Seattle Delightfully Immune to Housing Downturn

Another day, another syndicated Associated Press article reprinted in the Seattle Times with an abundant dose of rah-rah local cheerleading awkwardly thrown in by Elizabeth Rhodes (additions in italic): U.S. home prices drop for quarter; not so here.

U.S. home prices marked a quarterly decline for the first time in 13 years in the third quarter, according to government data released Thursday that provide fresh evidence of the housing-market slump.

But Washington cities continued to defy that trend.

U.S. home prices dipped 0.4 percent nationwide in the July-September period, compared with the previous quarter, the Office of Federal Housing Enterprise Oversight (OFHEO) said.

Biting the hand that feeds youBut prices in the Seattle-Bellevue-Everett region rose 1.24 percent, OFHEO found.

“Rising inventories of for-sale properties are clearly having a material impact on home prices,” said Patrick Lawler, the agency’s chief economist.

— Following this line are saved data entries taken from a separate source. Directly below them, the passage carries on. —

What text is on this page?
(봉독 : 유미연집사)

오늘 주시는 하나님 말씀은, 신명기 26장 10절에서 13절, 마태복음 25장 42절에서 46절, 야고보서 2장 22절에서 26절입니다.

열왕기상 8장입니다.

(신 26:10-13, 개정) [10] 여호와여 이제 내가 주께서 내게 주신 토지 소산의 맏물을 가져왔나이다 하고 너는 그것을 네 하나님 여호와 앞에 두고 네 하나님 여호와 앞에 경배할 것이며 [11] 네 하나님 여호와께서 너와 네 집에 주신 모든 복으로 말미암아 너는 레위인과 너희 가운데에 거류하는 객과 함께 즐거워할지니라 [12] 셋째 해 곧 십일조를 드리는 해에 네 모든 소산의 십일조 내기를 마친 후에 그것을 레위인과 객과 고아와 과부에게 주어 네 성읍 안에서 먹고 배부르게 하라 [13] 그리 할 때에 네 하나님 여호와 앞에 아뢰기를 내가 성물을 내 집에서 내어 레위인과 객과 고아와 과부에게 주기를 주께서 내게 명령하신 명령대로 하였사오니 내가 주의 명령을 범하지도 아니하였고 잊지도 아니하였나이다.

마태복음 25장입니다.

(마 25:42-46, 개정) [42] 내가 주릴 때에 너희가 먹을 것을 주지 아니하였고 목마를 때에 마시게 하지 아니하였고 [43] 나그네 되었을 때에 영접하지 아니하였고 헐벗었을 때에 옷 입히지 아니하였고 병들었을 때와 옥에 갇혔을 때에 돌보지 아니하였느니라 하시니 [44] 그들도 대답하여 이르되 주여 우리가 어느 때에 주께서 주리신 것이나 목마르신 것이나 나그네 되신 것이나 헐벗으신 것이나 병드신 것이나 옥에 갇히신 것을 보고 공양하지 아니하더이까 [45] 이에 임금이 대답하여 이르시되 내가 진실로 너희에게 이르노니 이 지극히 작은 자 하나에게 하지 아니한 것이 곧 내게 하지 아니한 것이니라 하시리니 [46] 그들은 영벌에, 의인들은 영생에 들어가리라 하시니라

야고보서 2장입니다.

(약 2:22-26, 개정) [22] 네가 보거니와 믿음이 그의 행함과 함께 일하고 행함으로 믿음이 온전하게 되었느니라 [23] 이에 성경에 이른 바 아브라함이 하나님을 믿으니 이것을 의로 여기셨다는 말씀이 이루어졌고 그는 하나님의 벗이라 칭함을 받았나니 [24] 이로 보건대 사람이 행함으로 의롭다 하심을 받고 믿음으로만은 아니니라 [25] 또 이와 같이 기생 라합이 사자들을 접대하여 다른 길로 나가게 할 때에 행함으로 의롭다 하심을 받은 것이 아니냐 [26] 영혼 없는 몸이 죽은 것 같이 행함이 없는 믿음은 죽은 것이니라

Washington state, however bucked that trend, with 6.98 percent price growth year over year. That was the fifth-highest in the nation behind leader Utah at 12.89 percent.

In other news, a prominent video game journalist was allegedly fired over a negative review of a game which was highly advertised on his employer’s site, serving as an example for journalists everywhere of what happens when you bite the hand that feeds you.

Now everyone go out and buy a condo. Right now.

(Marcy Gordon / Elizabeth Rhodes, Associated Press / Seattle Times, 11.30.2007)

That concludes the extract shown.